Diffusion process aligns with data smoothing
The four subplots from Figure3(a) to Figure3(d) illustrate a gradual smoothing transformation of the distribution of increasingly coarser targets. The blue curve represents CRPS_sum values of coarse-grained targets and intermediate samples of the single-granularity diffusion model (1h) at each denoising step. As granularity transitions to coarser from left to right panels (4h→6h→12h→24h), targets progressively align with intermediate sample distributions at smaller denoising steps (approximately at steps 80→60→40→40). This comparison underscores the similarity between the diffusion process and the smoothing process, which transition from the finest-grained data to coarse-grained data. Both processes entail a gradual loss of finer characteristics from the finest-grained data through a smooth transformation.

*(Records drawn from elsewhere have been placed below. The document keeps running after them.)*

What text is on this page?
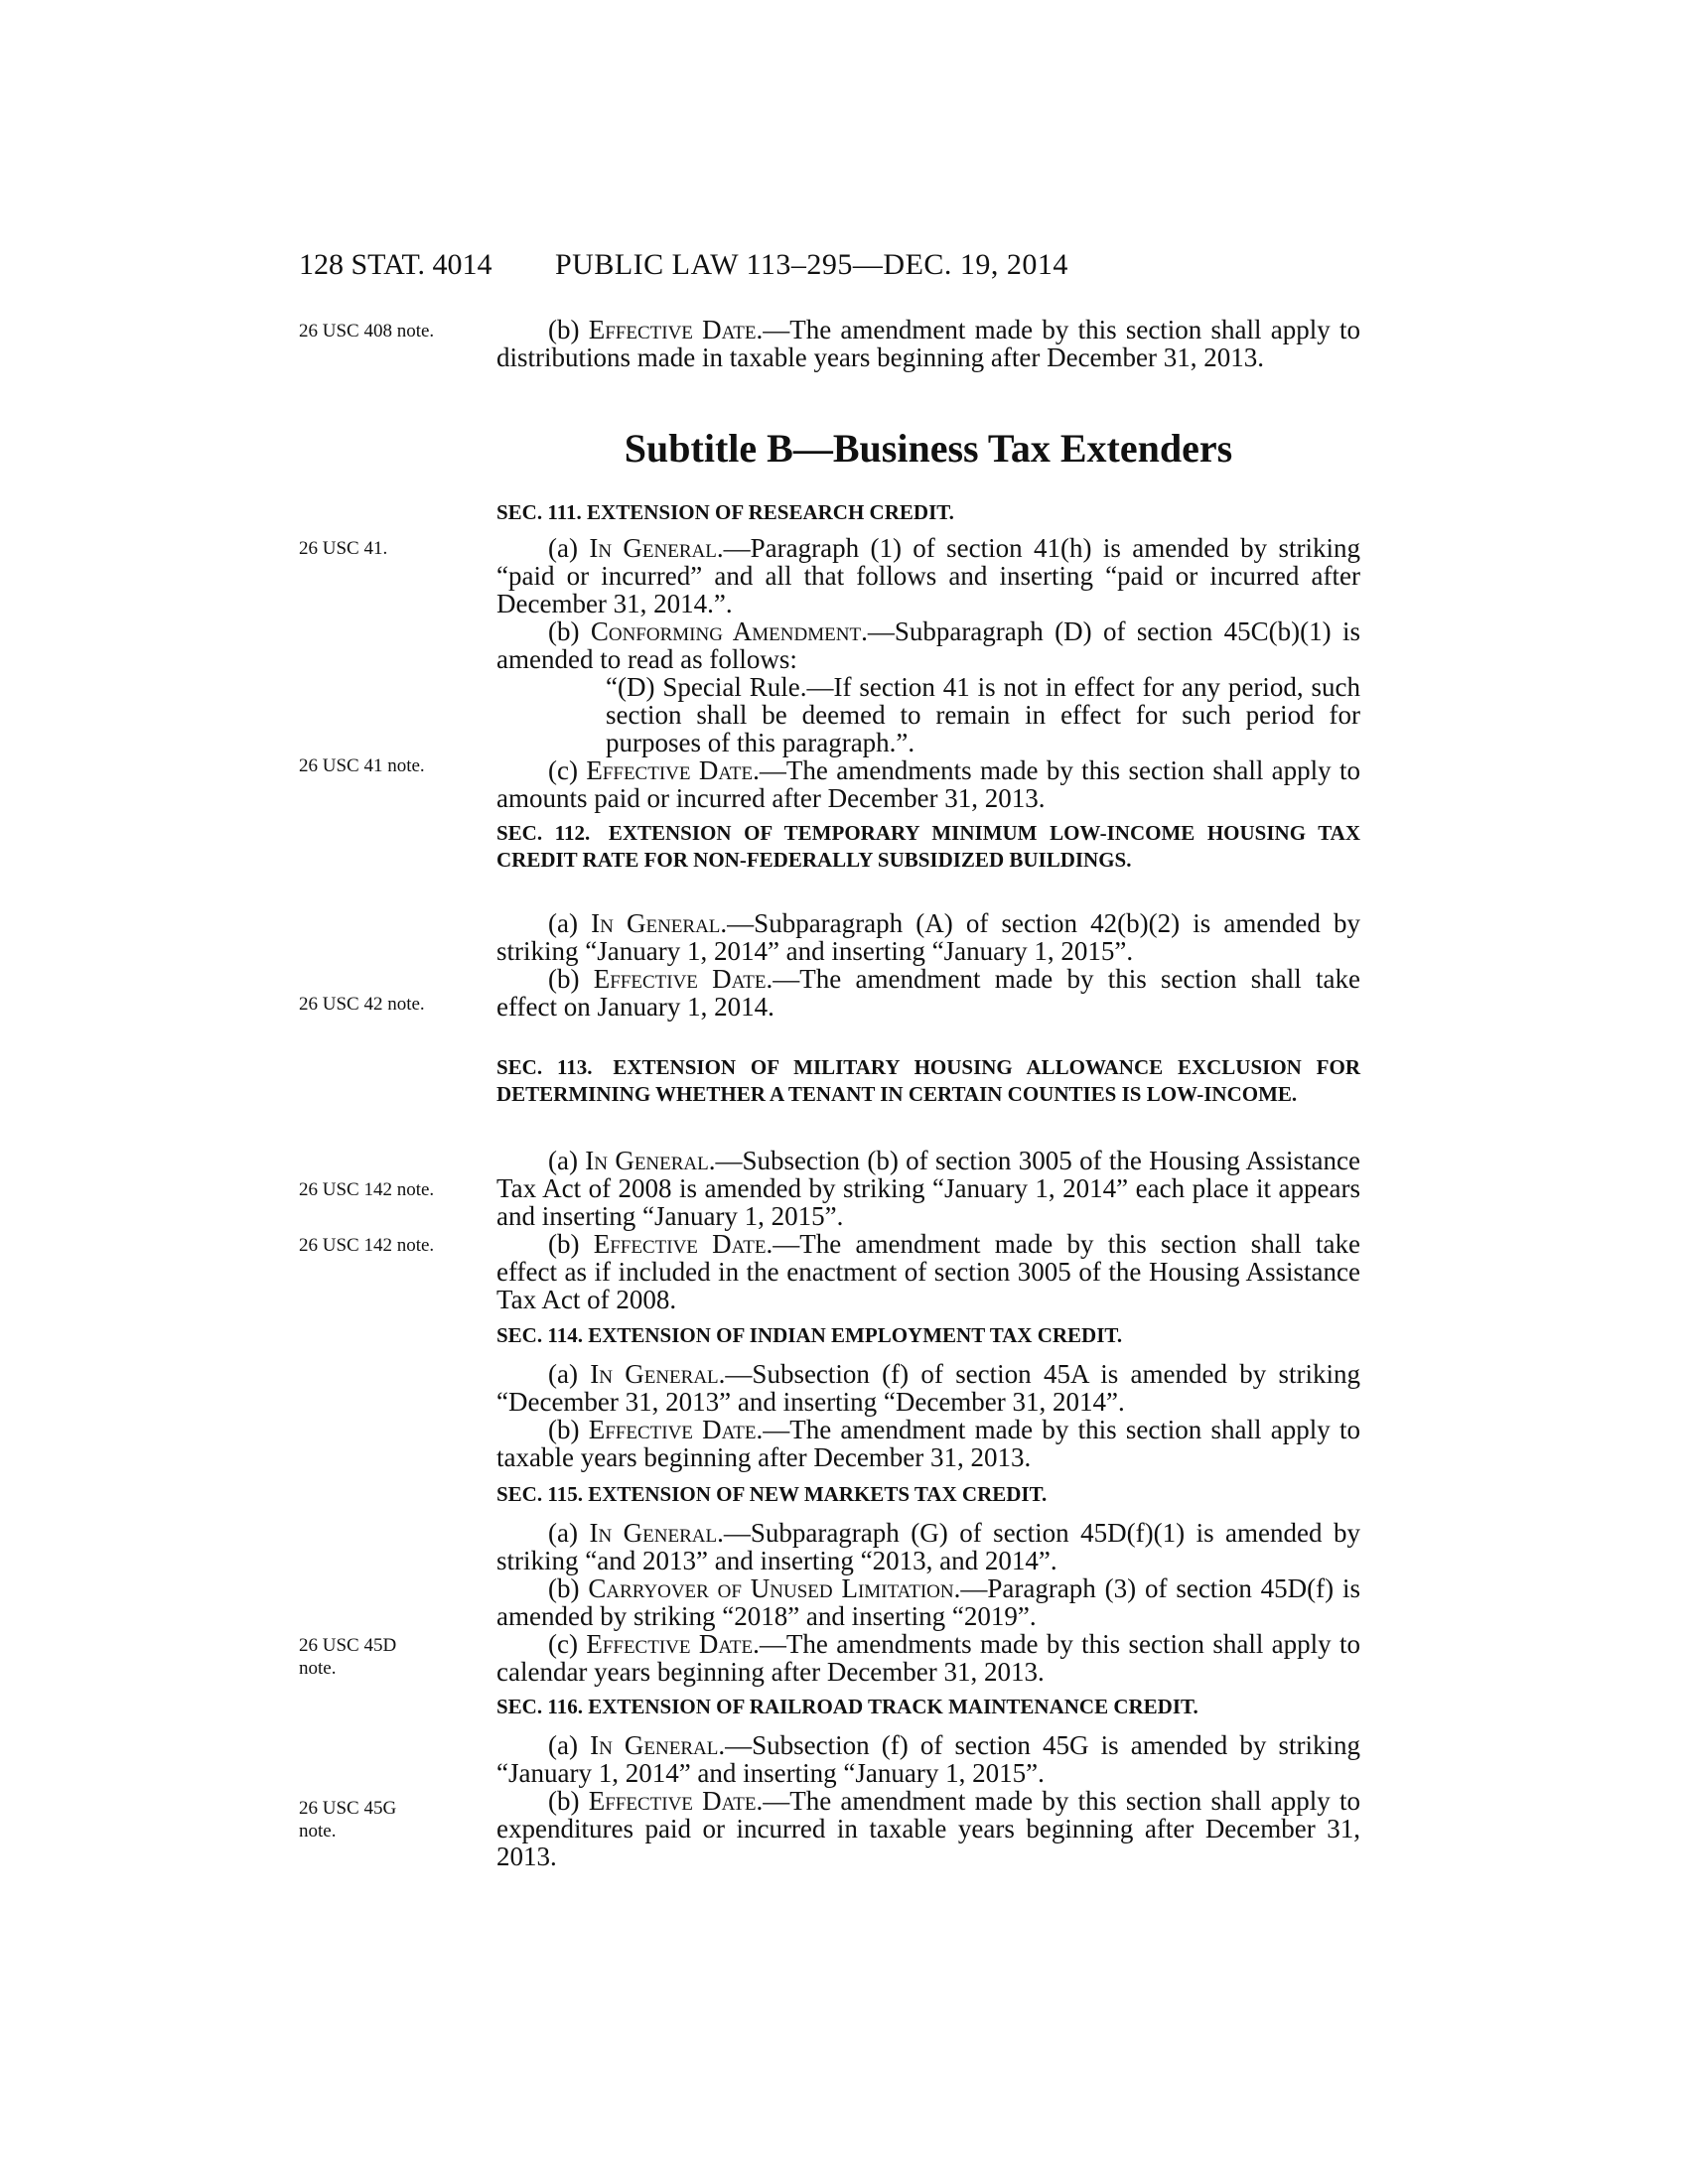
128 STAT. 4014 PUBLIC LAW 113–295—DEC. 19, 2014
26 USC 408 note.
26 USC 41.
26 USC 41 note.
26 USC 42 note.
26 USC 142 note.
26 USC 142 note.
26 USC 45D
note.
26 USC 45G
note.

(b) Effective Date.—The amendment made by this section shall apply to distributions made in taxable years beginning after December 31, 2013.

Subtitle B—Business Tax Extenders
SEC. 111. EXTENSION OF RESEARCH CREDIT.

(a) In General.—Paragraph (1) of section 41(h) is amended by striking “paid or incurred” and all that follows and inserting “paid or incurred after December 31, 2014.”.

(b) Conforming Amendment.—Subparagraph (D) of section 45C(b)(1) is amended to read as follows:

“(D) Special Rule.—If section 41 is not in effect for any period, such section shall be deemed to remain in effect for such period for purposes of this paragraph.”.

(c) Effective Date.—The amendments made by this section shall apply to amounts paid or incurred after December 31, 2013.

SEC. 112. EXTENSION OF TEMPORARY MINIMUM LOW-INCOME HOUSING TAX CREDIT RATE FOR NON-FEDERALLY SUBSIDIZED BUILDINGS.

(a) In General.—Subparagraph (A) of section 42(b)(2) is amended by striking “January 1, 2014” and inserting “January 1, 2015”.

(b) Effective Date.—The amendment made by this section shall take effect on January 1, 2014.

SEC. 113. EXTENSION OF MILITARY HOUSING ALLOWANCE EXCLUSION FOR DETERMINING WHETHER A TENANT IN CERTAIN COUNTIES IS LOW-INCOME.

(a) In General.—Subsection (b) of section 3005 of the Housing Assistance Tax Act of 2008 is amended by striking “January 1, 2014” each place it appears and inserting “January 1, 2015”.

(b) Effective Date.—The amendment made by this section shall take effect as if included in the enactment of section 3005 of the Housing Assistance Tax Act of 2008.

SEC. 114. EXTENSION OF INDIAN EMPLOYMENT TAX CREDIT.

(a) In General.—Subsection (f) of section 45A is amended by striking “December 31, 2013” and inserting “December 31, 2014”.

(b) Effective Date.—The amendment made by this section shall apply to taxable years beginning after December 31, 2013.

SEC. 115. EXTENSION OF NEW MARKETS TAX CREDIT.

(a) In General.—Subparagraph (G) of section 45D(f)(1) is amended by striking “and 2013” and inserting “2013, and 2014”.

(b) Carryover of Unused Limitation.—Paragraph (3) of section 45D(f) is amended by striking “2018” and inserting “2019”.

(c) Effective Date.—The amendments made by this section shall apply to calendar years beginning after December 31, 2013.

SEC. 116. EXTENSION OF RAILROAD TRACK MAINTENANCE CREDIT.

(a) In General.—Subsection (f) of section 45G is amended by striking “January 1, 2014” and inserting “January 1, 2015”.

(b) Effective Date.—The amendment made by this section shall apply to expenditures paid or incurred in taxable years beginning after December 31, 2013.
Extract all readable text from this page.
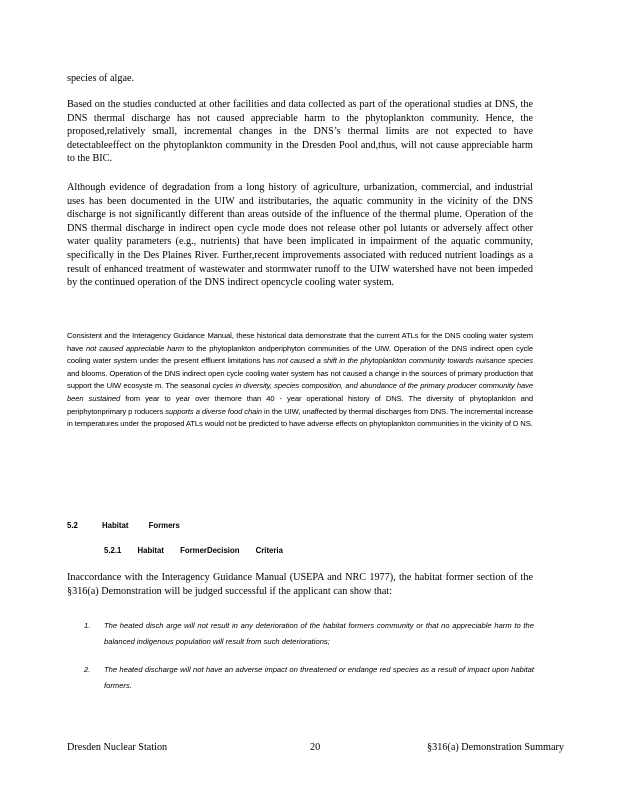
species of algae.

Based on the studies conducted at other facilities and data collected as part of the operational studies at DNS, the DNS thermal discharge has not caused appreciable harm to the phytoplankton community. Hence, the proposed,relatively small, incremental changes in the DNS’s thermal limits are not expected to have detectableeffect on the phytoplankton community in the Dresden Pool and,thus, will not cause appreciable harm to the BIC.

Although evidence of degradation from a long history of agriculture, urbanization, commercial, and industrial uses has been documented in the UIW and itstributaries, the aquatic community in the vicinity of the DNS discharge is not significantly different than areas outside of the influence of the thermal plume. Operation of the DNS thermal discharge in indirect open cycle mode does not release other pol lutants or adversely affect other water quality parameters (e.g., nutrients) that have been implicated in impairment of the aquatic community, specifically in the Des Plaines River. Further,recent improvements associated with reduced nutrient loadings as a result of enhanced treatment of wastewater and stormwater runoff to the UIW watershed have not been impeded by the continued operation of the DNS indirect opencycle cooling water system.

Consistent and the Interagency Guidance Manual, these historical data demonstrate that the current ATLs for the DNS cooling water system have not caused appreciable harm to the phytoplankton andperiphyton communities of the UIW. Operation of the DNS indirect open cycle cooling water system under the present effluent limitations has not caused a shift in the phytoplankton community towards nuisance species and blooms. Operation of the DNS indirect open cycle cooling water system has not caused a change in the sources of primary production that support the UIW ecosyste m. The seasonal cycles in diversity, species composition, and abundance of the primary producer community have been sustained from year to year over themore than 40 - year operational history of DNS. The diversity of phytoplankton and periphytonprimary p roducers supports a diverse food chain in the UIW, unaffected by thermal discharges from DNS. The incremental increase in temperatures under the proposed ATLs would not be predicted to have adverse effects on phytoplankton communities in the vicinity of D NS.

5.2	Habitat Formers
5.2.1 Habitat FormerDecision Criteria

Inaccordance with the Interagency Guidance Manual (USEPA and NRC 1977), the habitat former section of the §316(a) Demonstration will be judged successful if the applicant can show that:

1. The heated disch arge will not result in any deterioration of the habitat formers community or that no appreciable harm to the balanced indigenous population will result from such deteriorations;
2. The heated discharge will not have an adverse impact on threatened or endange red species as a result of impact upon habitat formers.
Dresden Nuclear Station	20	§316(a) Demonstration Summary
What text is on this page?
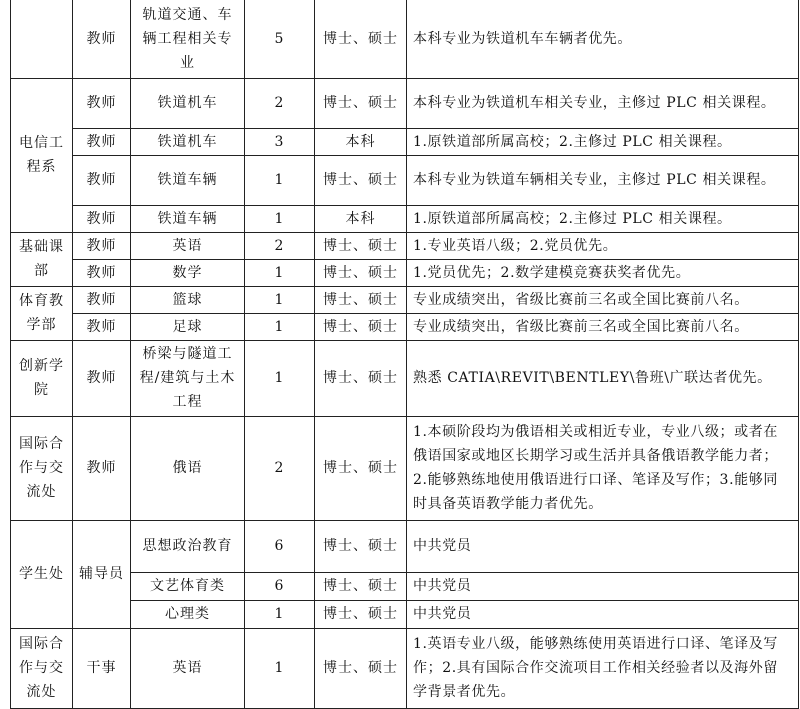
	教师	轨道交通、车辆工程相关专业	5	博士、硕士	本科专业为铁道机车车辆者优先。
电信工程系	教师	铁道机车	2	博士、硕士	本科专业为铁道机车相关专业，主修过 PLC 相关课程。
	教师	铁道机车	3	本科	1.原铁道部所属高校；2.主修过 PLC 相关课程。
	教师	铁道车辆	1	博士、硕士	本科专业为铁道车辆相关专业，主修过 PLC 相关课程。
	教师	铁道车辆	1	本科	1.原铁道部所属高校；2.主修过 PLC 相关课程。
基础课部	教师	英语	2	博士、硕士	1.专业英语八级；2.党员优先。
	教师	数学	1	博士、硕士	1.党员优先；2.数学建模竞赛获奖者优先。
体育教学部	教师	篮球	1	博士、硕士	专业成绩突出，省级比赛前三名或全国比赛前八名。
	教师	足球	1	博士、硕士	专业成绩突出，省级比赛前三名或全国比赛前八名。
创新学院	教师	桥梁与隧道工程/建筑与土木工程	1	博士、硕士	熟悉 CATIA\REVIT\BENTLEY\鲁班\广联达者优先。
国际合作与交流处	教师	俄语	2	博士、硕士	1.本硕阶段均为俄语相关或相近专业，专业八级；或者在俄语国家或地区长期学习或生活并具备俄语教学能力者；2.能够熟练地使用俄语进行口译、笔译及写作；3.能够同时具备英语教学能力者优先。
学生处	辅导员	思想政治教育	6	博士、硕士	中共党员
		文艺体育类	6	博士、硕士	中共党员
		心理类	1	博士、硕士	中共党员
国际合作与交流处	干事	英语	1	博士、硕士	1.英语专业八级，能够熟练使用英语进行口译、笔译及写作；2.具有国际合作交流项目工作相关经验者以及海外留学背景者优先。
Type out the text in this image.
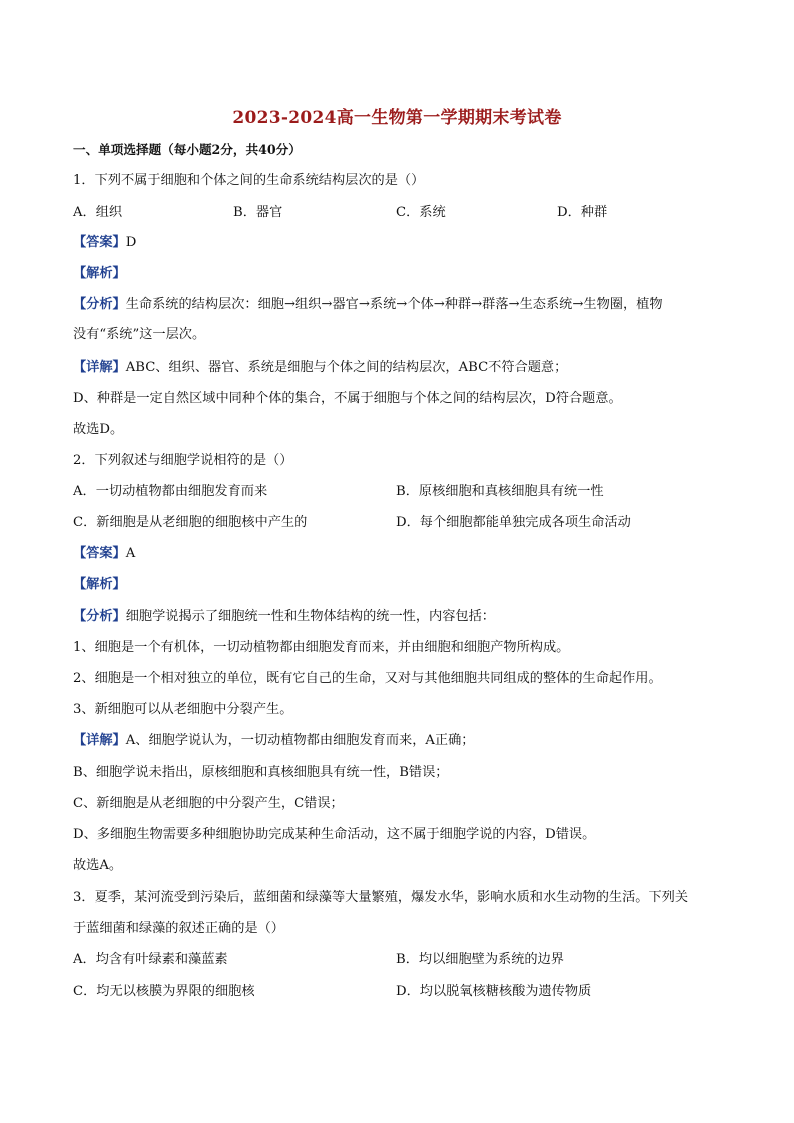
2023-2024高一生物第一学期期末考试卷
一、单项选择题（每小题2分，共40分）
1．下列不属于细胞和个体之间的生命系统结构层次的是（）
A．组织	B．器官	C．系统	D．种群
【答案】D
【解析】
【分析】生命系统的结构层次：细胞→组织→器官→系统→个体→种群→群落→生态系统→生物圈，植物
没有“系统”这一层次。
【详解】ABC、组织、器官、系统是细胞与个体之间的结构层次，ABC不符合题意；
D、种群是一定自然区域中同种个体的集合，不属于细胞与个体之间的结构层次，D符合题意。
故选D。
2．下列叙述与细胞学说相符的是（）
A．一切动植物都由细胞发育而来	B．原核细胞和真核细胞具有统一性
C．新细胞是从老细胞的细胞核中产生的	D．每个细胞都能单独完成各项生命活动
【答案】A
【解析】
【分析】细胞学说揭示了细胞统一性和生物体结构的统一性，内容包括：
1、细胞是一个有机体，一切动植物都由细胞发育而来，并由细胞和细胞产物所构成。
2、细胞是一个相对独立的单位，既有它自己的生命，又对与其他细胞共同组成的整体的生命起作用。
3、新细胞可以从老细胞中分裂产生。
【详解】A、细胞学说认为，一切动植物都由细胞发育而来，A正确；
B、细胞学说未指出，原核细胞和真核细胞具有统一性，B错误；
C、新细胞是从老细胞的中分裂产生，C错误；
D、多细胞生物需要多种细胞协助完成某种生命活动，这不属于细胞学说的内容，D错误。
故选A。
3．夏季，某河流受到污染后，蓝细菌和绿藻等大量繁殖，爆发水华，影响水质和水生动物的生活。下列关
于蓝细菌和绿藻的叙述正确的是（）
A．均含有叶绿素和藻蓝素	B．均以细胞壁为系统的边界
C．均无以核膜为界限的细胞核	D．均以脱氧核糖核酸为遗传物质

Moreover, this observation is consistent with our selection of guiding steps for MG-TSD. The orange lines, which depict the performance of MG-TSD with different share ratios ranging from [0.2, 0.4, 0.6, 0.8, 1.0], and the blue lines, which represent the similarity of distributions, show a consistent trend. In other words, setting the guiding steps at a coarse granularity to match the steps where the diffusion intermediate samples have the closest distribution often achieves the best performance, as indicated by the grey region in the figure.
Coarse-grained samples demonstrate superior robustness in trend-capturing capabilities
Researchers visualize the ground truth and the predicted mean for both 1-hour and 4-hour granularity time series across four dimensions in the Solar dataset, as illustrated in Figure 4. In the MG-TSD model, the coarse-grained samples display a more robust capacity to capture the trends, subsequently guiding the generation of more precise fine-grained data.